The Colorado Supreme Court struck down a voucher program in the state’s third-largest school district Monday, finding the program unconstitutional because it channels public funds to religious schools.
The divided ruling reversed a decision by a state appeals court and means that the Douglas County School District will not be able to administer its Choice Scholarship Pilot Program, which allowed families to use taxpayer dollars to pay for private school.
The decision is a blow to school-choice advocates. But district officials said they believe the case raises questions about the constitutionality of dozens of states’ bans on government aid to religious schools — questions that are ripe for a ruling by the U.S. Supreme Court. They said they are likely to petition the high court for a hearing and believe they can prevail in a federal case that would have much broader implications than Monday’s state ruling.
“This could very simply be a case of delayed gratification,” said Kevin Larsen, the school board president, at a morning news conference.
In the meantime, school officials said, they plan to implement the voucher program in a way that complies with the state court’s ruling. “We are undaunted,” said Craig Richardson, a member of the school board. “We will proceed in ways that create more choices for Douglas County families.”
The decision comes on the heels of several recent victories for school-choice advocates in courthouses and statehouses around the country.
In March, the Alabama Supreme Court upheld that state’s tax credit scholarship program as constitutional. And this month Nevada became the first state in the nation to pass a law allowing any parent — regardless of income — to pull a child from public school and take tax dollars with them to pay for private or parochial school.
But opponents of the Nevada law say it is likely to face a legal challenge because it violates the state’s constitutional ban on spending public funds for sectarian purposes. North Carolina’s supreme court is currently mulling whether that state’s voucher program is unconstitutional for similar reasons
Though the Colorado vouchers quashed on Monday were a program in Douglas County, a suburban district of 67,000 students south of Denver, the decision has implications across Colorado. Any districts considering creating a voucher program now face a tough legal precedent.
“The Colorado Constitution provides very strong safeguards for the separation of church and state, and today’s decision preserves and honors those protections,” said Heather L. Weaver, an attorney for the American Civil Liberties Union, which represented the plaintiffs in the case.
Under the Douglas County program, voucher recipients attend a private school but officially enroll in the Choice Scholarship Charter School.
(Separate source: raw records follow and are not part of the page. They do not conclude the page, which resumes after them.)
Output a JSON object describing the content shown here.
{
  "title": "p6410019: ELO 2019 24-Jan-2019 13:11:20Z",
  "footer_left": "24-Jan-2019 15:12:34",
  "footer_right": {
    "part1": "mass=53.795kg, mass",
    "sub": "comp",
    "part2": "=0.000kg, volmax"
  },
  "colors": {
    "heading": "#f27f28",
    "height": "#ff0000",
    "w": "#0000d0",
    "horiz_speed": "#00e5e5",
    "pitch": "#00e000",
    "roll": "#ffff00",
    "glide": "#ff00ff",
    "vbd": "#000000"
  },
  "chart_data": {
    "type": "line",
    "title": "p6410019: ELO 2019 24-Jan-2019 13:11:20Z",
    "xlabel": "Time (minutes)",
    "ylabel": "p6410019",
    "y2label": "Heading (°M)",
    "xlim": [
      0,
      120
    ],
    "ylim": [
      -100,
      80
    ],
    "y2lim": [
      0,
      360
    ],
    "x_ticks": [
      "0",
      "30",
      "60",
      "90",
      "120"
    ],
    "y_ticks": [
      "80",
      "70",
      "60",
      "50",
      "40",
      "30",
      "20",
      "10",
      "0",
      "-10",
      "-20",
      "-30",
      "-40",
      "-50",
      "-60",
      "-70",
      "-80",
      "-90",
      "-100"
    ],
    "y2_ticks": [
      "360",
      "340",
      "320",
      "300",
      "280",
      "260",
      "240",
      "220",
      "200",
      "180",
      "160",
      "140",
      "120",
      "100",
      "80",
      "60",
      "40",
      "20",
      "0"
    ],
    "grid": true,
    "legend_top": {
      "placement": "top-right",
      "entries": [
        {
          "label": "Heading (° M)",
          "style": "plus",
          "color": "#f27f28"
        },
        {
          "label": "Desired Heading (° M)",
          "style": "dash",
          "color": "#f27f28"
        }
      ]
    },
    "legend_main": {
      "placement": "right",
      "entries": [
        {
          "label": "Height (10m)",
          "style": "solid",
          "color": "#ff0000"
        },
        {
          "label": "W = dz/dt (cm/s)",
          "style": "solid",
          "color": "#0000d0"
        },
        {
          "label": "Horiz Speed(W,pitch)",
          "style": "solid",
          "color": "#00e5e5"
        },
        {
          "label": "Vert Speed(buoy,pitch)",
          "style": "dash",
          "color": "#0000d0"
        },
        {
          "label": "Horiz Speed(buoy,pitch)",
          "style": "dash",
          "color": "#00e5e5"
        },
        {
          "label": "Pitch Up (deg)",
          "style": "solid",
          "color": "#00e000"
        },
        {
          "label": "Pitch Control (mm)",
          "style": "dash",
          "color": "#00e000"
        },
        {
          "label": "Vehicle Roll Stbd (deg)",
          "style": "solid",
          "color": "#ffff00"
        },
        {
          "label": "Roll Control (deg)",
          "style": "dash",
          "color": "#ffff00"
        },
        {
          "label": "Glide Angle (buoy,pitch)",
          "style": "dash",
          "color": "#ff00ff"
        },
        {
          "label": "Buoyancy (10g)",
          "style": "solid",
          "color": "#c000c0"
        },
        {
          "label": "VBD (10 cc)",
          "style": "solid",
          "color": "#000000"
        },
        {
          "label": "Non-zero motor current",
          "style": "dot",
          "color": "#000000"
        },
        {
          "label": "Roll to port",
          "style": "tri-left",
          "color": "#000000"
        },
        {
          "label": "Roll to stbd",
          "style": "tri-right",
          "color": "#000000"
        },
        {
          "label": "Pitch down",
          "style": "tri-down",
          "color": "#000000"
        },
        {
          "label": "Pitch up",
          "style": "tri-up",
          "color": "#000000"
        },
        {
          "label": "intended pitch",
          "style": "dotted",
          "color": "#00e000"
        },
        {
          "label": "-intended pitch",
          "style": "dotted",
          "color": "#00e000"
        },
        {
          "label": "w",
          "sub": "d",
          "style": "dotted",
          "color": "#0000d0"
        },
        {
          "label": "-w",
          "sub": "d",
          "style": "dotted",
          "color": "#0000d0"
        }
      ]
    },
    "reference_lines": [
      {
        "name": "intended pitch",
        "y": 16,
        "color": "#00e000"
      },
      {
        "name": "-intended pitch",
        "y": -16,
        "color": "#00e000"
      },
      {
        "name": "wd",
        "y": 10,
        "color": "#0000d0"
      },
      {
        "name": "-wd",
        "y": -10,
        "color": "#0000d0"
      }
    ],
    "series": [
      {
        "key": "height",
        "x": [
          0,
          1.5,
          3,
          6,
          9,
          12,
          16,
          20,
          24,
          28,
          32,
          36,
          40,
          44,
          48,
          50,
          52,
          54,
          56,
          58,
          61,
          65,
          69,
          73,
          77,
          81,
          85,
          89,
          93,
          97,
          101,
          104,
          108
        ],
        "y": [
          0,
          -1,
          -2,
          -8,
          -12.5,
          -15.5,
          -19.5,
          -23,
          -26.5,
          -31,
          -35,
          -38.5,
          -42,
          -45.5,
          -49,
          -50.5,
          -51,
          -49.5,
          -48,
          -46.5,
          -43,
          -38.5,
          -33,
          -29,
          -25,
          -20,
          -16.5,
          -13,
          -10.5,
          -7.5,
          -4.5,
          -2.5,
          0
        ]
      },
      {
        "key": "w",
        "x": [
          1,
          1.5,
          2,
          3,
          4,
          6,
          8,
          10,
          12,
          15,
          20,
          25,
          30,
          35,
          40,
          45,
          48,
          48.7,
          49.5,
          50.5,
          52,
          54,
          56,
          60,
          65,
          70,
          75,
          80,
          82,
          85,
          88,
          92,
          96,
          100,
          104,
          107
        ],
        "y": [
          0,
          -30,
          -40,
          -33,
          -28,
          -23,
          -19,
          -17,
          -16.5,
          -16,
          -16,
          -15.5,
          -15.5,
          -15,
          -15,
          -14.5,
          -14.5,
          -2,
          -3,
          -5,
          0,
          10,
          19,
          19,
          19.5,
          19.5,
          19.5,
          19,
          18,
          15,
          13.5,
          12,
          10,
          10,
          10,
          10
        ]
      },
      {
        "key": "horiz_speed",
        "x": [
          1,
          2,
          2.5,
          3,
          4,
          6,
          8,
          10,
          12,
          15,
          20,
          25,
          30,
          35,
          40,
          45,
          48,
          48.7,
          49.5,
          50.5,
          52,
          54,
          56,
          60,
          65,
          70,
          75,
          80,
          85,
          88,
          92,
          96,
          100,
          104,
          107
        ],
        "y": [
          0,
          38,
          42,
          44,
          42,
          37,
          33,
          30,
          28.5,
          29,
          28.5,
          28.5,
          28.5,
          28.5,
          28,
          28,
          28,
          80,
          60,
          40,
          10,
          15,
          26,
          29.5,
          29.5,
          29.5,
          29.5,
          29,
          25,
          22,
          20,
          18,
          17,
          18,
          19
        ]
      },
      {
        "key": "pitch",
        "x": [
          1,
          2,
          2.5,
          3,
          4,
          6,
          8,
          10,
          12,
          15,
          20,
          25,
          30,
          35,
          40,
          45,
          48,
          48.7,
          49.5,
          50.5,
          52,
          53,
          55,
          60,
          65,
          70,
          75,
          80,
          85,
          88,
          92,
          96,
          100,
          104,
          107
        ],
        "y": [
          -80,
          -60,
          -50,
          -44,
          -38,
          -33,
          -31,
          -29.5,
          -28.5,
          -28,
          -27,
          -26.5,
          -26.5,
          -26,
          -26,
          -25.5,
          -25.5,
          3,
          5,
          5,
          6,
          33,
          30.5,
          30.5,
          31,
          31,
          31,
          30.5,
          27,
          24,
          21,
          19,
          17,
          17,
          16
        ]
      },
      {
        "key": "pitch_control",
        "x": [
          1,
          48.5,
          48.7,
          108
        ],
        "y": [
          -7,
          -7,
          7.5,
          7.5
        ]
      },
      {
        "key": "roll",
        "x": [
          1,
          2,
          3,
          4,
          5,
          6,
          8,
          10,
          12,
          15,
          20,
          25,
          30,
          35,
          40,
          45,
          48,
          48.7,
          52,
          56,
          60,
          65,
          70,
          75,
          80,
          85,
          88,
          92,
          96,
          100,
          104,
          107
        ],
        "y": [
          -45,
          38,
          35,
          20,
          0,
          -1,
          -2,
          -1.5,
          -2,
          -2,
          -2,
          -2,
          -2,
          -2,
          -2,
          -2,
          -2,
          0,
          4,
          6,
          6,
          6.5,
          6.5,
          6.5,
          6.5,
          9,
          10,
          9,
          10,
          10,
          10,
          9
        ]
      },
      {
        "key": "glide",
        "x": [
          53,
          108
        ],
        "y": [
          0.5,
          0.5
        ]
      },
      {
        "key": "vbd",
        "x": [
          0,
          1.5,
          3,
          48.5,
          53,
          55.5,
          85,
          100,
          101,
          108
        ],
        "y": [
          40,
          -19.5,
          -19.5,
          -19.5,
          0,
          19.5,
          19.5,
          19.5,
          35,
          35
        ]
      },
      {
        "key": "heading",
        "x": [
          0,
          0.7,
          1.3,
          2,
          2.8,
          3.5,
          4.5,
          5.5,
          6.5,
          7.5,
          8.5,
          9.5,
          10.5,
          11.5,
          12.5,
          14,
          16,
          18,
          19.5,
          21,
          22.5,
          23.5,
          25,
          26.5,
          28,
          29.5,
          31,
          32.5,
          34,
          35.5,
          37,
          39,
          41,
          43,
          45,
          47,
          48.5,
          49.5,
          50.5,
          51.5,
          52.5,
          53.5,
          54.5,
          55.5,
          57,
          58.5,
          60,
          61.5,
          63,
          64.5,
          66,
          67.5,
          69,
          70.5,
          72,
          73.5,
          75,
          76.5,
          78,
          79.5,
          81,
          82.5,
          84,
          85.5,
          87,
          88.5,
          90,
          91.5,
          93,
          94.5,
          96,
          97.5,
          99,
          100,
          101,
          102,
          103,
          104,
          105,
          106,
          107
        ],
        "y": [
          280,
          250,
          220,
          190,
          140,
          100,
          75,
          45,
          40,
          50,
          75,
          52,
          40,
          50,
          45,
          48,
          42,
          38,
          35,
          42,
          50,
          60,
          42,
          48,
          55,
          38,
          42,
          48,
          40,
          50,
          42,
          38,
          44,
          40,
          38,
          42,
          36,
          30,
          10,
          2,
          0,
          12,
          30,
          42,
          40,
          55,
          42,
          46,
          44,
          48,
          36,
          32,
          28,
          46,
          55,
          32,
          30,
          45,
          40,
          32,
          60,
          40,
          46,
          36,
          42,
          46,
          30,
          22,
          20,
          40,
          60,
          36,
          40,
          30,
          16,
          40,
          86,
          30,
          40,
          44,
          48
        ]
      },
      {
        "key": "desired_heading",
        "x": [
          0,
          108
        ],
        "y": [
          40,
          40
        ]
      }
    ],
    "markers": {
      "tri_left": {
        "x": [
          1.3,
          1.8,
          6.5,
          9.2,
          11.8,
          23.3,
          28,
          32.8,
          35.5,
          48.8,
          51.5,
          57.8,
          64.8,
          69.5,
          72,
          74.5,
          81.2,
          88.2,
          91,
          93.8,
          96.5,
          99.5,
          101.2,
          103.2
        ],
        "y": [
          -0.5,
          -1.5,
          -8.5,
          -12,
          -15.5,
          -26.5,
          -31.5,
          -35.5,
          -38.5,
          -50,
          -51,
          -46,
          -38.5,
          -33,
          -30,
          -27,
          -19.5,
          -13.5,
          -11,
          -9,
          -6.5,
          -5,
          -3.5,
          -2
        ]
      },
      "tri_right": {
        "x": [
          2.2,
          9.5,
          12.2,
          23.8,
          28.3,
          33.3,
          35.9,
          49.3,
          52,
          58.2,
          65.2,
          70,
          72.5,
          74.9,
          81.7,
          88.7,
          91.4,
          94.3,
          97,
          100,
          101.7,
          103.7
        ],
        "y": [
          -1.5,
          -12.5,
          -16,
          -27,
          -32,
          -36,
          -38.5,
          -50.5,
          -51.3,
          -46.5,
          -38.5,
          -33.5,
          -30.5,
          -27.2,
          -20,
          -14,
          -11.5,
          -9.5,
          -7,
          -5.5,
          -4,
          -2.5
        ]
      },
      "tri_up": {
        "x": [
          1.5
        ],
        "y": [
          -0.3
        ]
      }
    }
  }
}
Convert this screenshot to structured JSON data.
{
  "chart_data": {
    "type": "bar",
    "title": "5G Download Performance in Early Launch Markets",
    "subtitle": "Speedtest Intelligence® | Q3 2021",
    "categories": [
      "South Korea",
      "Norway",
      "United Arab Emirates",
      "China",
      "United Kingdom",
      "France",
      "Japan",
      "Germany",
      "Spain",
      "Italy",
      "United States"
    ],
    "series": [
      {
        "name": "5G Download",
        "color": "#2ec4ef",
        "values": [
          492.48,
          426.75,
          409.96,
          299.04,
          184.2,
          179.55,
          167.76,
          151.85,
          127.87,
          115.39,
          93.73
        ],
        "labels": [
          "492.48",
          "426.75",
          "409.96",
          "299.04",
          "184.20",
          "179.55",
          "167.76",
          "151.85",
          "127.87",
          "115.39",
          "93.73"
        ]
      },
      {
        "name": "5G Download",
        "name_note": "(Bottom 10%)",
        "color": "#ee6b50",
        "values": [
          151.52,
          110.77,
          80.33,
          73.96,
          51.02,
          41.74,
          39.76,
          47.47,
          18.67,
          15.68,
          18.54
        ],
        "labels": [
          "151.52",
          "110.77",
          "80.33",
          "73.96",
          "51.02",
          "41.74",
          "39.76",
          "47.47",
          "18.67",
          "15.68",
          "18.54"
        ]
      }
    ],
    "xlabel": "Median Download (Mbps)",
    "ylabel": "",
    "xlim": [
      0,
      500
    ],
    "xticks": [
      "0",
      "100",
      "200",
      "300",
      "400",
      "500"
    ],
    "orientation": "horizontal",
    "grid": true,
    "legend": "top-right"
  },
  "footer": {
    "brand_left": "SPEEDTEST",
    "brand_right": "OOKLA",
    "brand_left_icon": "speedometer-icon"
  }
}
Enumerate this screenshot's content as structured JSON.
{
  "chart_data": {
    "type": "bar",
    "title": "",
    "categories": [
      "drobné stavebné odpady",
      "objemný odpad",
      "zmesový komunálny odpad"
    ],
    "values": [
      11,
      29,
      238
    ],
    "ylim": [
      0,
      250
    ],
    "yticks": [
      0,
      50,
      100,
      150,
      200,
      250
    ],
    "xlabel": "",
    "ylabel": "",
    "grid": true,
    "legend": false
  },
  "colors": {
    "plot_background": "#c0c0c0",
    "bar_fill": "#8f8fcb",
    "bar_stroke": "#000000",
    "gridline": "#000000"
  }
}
The charter school has no buildings and no teachers but is a vehicle to receive per-pupil funding for each child enrolled. That money could then be used to cut scholarship checks to families for $4,575.
The program, designed to offer vouchers to up to 500 students, began in 2011 and immediately sparked a lawsuit from an organization called Taxpayers for Public Education and other plaintiffs.
The trial court sided with the plaintiffs, finding the vouchers unconstitutional and issuing an injunction to enjoin the program. At the time of the injunction, 271 voucher recipients had been accepted to private schools, 93 percent of them to religious schools.
An appeals court reversed the trial court’s decision. But according to the state supreme court, the trial court had been correct on the constitutional question. (The supreme court disagreed with the trial court on another question, ruling that the plaintiffs did not have standing to sue.)
The Colorado high court’s decision rested on a passage in the constitution that prohibits government aid to “any church or sectarian society, or for any sectarian purpose, or to help support or sustain any school ... controlled by any church or sectarian denomination.”
“This stark constitutional provision makes one thing clear: A school district may not aid religious schools. Yet aiding religious schools is exactly what the CSP does,” reads the court’s opinion, announced by Chief Justice Nancy E. Rice.
At least 37 states have such provisions in their constitutions; they are known as “Blaine amendments,” after a 19th century speaker of the U.S. House of Representatives who proposed a constitutional amendment that would have prohibited states from funding religious educational institutions.
Douglas County and state officials argued that the Blaine amendments grew out of bigotry toward Catholics and Catholic schools and should be interpreted with that in mind. But the justices said they did not need to “wade into the history” of the state constitution in order to understand the plain meaning of its words.
Douglas County officials indicated Monday that they will ask the U.S. Supreme Court to determine whether the Blaine amendments — which have played a key role in many fights over school voucher programs — are constitutional. They also hinted at other federal claims they may seek to make.
The U.S. Supreme Court ruled that vouchers could be used for religious schools in a landmark 2002 case involving Cleveland’s voucher program. The Colorado court said that it was not bound by that decision because Douglas County’s program differed from Cleveland’s in important ways. In addition, the Colorado court wrote, the U.S. Supreme Court left room for state constitutions to “draw a tighter net” around the use of taxpayer dollars.